The Dopamine
Decor Edit
An older curated edit on the Lekker Home site had started gaining traction in organic search, ranking for dopamine decor and dopamine furniture without much effort. But the page capturing that traffic was outdated: stale products, dated imagery, an experience that didn’t match the energy of the trend.
The brief was to revive it entirely. New products, new imagery, a new page experience built to be immersive, joyful, and worth staying on.
My role
This project spanned the full editorial process, from initial concept through to published page. No single handoff point.
Defined the five-story framework, identifying color-led moods that mapped to Lekker’s inventory and current customer search behavior.

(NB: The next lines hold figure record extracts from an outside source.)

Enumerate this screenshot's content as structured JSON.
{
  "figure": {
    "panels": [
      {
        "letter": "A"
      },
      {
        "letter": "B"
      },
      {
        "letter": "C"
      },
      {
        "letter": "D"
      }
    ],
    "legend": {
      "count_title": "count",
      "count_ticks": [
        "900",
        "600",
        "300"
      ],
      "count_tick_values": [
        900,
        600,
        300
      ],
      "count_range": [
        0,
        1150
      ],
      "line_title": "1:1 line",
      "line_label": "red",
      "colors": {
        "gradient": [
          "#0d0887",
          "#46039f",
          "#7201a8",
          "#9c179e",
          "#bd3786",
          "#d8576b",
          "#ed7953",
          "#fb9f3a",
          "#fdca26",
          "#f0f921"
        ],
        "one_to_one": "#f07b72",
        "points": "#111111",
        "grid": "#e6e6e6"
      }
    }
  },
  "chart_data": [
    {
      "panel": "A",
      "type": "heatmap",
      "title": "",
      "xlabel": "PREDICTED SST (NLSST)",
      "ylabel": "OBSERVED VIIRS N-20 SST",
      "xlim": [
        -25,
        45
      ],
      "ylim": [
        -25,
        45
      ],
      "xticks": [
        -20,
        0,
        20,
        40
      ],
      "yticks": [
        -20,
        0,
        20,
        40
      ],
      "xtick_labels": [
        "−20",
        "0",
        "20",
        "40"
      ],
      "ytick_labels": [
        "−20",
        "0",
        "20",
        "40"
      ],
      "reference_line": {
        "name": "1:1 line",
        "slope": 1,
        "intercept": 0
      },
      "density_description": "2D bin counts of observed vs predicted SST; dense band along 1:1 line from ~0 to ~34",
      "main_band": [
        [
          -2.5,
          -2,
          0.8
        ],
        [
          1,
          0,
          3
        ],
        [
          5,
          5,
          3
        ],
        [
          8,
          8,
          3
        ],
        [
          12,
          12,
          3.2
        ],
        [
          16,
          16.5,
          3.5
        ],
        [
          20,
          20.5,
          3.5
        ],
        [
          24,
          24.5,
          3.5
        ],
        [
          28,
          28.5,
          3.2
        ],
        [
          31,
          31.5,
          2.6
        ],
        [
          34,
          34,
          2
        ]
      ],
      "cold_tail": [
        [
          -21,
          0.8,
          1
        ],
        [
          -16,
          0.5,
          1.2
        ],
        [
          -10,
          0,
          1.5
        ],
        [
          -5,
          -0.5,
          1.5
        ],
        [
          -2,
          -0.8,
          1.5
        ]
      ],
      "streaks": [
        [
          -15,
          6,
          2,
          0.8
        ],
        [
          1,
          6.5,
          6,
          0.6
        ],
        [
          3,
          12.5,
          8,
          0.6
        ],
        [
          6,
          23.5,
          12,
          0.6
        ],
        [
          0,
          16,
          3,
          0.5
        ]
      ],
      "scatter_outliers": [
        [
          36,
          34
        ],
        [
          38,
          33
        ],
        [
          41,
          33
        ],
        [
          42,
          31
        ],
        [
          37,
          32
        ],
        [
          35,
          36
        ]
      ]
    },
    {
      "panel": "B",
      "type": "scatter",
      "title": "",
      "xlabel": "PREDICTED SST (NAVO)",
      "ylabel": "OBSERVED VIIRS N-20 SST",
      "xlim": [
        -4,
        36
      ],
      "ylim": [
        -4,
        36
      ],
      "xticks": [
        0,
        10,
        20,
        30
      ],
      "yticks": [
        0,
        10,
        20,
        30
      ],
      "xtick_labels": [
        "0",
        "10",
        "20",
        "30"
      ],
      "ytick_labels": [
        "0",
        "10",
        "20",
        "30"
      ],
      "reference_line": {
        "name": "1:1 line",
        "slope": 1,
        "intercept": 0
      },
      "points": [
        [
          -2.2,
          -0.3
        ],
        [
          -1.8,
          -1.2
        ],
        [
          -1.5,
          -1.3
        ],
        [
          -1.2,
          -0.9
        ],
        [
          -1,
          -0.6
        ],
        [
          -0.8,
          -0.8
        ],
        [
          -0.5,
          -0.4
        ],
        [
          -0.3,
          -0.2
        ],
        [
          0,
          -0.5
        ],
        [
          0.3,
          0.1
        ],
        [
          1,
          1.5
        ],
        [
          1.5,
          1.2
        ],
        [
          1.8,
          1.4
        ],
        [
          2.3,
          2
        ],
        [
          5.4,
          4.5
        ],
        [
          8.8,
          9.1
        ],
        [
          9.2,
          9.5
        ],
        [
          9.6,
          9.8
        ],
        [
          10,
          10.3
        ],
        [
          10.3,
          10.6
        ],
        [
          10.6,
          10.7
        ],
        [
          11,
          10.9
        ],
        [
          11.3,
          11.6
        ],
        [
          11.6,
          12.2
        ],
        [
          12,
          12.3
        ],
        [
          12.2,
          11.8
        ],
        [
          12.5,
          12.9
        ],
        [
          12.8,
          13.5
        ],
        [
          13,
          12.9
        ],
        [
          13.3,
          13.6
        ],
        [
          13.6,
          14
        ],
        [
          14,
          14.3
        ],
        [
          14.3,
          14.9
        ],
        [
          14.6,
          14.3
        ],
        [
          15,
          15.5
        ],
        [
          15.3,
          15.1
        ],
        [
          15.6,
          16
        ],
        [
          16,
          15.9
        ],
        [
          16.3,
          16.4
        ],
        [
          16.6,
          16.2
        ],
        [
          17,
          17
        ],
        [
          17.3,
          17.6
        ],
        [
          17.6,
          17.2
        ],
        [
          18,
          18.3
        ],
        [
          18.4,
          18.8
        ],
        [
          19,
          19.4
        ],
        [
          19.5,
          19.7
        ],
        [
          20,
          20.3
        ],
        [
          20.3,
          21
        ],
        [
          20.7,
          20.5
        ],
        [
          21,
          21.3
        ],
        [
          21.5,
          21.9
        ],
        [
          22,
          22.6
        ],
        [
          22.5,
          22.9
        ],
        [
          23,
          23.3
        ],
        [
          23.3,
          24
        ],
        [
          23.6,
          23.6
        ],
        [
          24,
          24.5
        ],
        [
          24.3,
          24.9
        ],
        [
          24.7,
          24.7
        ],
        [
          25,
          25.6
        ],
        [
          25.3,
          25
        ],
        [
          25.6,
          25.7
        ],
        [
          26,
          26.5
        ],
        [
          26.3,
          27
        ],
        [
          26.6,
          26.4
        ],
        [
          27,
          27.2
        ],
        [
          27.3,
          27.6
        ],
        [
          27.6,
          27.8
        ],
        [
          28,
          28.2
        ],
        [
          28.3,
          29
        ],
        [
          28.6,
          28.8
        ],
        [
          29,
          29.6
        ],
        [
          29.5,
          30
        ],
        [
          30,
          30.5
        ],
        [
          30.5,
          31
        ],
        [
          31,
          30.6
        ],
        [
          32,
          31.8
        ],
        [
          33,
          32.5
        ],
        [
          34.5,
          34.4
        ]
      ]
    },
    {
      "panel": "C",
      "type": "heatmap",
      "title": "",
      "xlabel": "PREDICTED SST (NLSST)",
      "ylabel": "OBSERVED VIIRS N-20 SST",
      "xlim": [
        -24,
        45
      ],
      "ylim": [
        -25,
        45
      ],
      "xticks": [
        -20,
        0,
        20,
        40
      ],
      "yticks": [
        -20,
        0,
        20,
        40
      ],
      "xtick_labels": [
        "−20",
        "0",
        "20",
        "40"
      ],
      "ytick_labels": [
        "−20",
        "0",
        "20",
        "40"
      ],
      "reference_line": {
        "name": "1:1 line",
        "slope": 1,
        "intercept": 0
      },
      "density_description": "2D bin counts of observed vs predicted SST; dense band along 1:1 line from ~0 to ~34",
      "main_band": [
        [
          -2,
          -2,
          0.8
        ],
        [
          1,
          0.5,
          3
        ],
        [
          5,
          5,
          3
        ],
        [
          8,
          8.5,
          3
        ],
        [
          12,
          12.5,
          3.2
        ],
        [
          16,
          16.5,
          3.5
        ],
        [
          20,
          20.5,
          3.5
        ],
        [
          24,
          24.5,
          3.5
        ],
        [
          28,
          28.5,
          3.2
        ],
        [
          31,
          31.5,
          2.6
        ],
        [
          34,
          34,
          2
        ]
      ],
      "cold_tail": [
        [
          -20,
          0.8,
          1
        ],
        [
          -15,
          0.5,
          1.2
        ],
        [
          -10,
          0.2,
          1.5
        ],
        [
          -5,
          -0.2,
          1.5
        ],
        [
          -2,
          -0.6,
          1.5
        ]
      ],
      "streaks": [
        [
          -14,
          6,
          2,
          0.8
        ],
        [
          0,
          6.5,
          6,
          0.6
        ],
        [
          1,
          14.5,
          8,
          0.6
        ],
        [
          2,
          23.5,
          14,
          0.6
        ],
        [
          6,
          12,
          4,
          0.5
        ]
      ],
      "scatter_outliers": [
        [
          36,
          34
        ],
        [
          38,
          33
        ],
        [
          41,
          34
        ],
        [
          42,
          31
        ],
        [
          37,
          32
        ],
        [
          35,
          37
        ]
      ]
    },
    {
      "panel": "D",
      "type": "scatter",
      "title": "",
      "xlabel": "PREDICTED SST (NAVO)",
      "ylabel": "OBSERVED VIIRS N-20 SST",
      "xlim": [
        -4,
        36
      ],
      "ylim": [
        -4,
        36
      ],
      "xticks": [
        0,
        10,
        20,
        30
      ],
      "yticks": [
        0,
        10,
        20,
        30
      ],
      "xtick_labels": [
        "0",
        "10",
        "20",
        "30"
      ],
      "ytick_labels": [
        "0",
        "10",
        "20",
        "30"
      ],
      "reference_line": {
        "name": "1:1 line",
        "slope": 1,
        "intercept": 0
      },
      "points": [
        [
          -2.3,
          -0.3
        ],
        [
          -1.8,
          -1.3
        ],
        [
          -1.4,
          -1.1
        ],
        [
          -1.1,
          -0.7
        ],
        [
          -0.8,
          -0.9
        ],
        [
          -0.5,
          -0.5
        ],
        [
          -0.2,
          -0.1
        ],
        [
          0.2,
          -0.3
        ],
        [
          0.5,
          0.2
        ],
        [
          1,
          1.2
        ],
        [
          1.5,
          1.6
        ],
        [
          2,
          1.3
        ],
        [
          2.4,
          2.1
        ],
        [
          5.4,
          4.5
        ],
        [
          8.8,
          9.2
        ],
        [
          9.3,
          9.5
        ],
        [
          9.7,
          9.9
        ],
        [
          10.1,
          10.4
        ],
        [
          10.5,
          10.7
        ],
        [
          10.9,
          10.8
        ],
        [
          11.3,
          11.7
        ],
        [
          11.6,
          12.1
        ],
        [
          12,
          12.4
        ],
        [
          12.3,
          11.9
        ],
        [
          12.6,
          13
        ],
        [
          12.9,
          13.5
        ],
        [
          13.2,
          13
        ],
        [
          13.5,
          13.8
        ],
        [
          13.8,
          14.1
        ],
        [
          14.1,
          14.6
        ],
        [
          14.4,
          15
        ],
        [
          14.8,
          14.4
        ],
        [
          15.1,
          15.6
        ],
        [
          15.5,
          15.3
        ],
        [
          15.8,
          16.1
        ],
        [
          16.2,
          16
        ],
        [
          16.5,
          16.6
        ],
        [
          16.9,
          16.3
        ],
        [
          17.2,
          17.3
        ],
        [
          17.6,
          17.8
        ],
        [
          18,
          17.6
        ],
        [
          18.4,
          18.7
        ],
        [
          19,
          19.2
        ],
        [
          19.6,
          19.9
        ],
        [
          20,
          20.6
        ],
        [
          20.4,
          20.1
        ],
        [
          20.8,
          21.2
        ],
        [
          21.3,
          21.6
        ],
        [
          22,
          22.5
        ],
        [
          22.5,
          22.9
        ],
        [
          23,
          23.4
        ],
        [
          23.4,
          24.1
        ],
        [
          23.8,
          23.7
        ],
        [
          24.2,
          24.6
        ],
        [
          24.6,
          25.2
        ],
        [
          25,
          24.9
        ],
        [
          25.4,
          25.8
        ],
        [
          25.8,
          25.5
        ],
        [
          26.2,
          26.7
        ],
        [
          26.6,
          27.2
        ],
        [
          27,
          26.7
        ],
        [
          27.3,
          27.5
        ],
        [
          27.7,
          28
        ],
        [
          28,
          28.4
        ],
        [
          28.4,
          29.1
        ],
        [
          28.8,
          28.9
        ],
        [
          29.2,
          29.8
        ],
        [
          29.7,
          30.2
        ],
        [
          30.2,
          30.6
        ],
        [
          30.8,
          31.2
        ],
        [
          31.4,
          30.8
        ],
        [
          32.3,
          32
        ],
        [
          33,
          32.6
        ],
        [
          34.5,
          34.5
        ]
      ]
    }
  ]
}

Selected and grouped products from across the catalog in collaboration with the marketing and sales team, balancing price, category, and visual coherence within each story.
Wrote all section introductions and product-level copy, maintaining a consistent editorial voice across five distinct moods without repetition.
Designed and implemented the full page layout, with attention to section pacing, typography hierarchy, and a mobile experience that preserved the atmosphere of the desktop version.
Five moods, one edit
Rather than organizing by product type or price, the edit was structured around five distinct color-led stories. Each pairs pieces from across the Lekker catalog into a room built around a feeling, not a category.
Tangerine Dream
Saturated orange anchored by rich purple, with butter yellow and soft sage completing the palette.
Design decisions
Each story was designed to feel fully distinct: its own moodboard header, palette, typography treatment, and product selection. The challenge was maintaining a cohesive experience across five sections without any one of them feeling like a repeat of the last.
What I learned
The most interesting challenge on this project was maintaining editorial coherence across five stories without the page feeling repetitive. Each section needed its own distinct atmosphere while still reading as part of a single experience. That required careful attention to tone, pacing, and visual variation.
It also reinforced something I find consistently true: the tightest briefs produce the sharpest work. When the goal is clear and the constraints are real, every decision has to earn its place.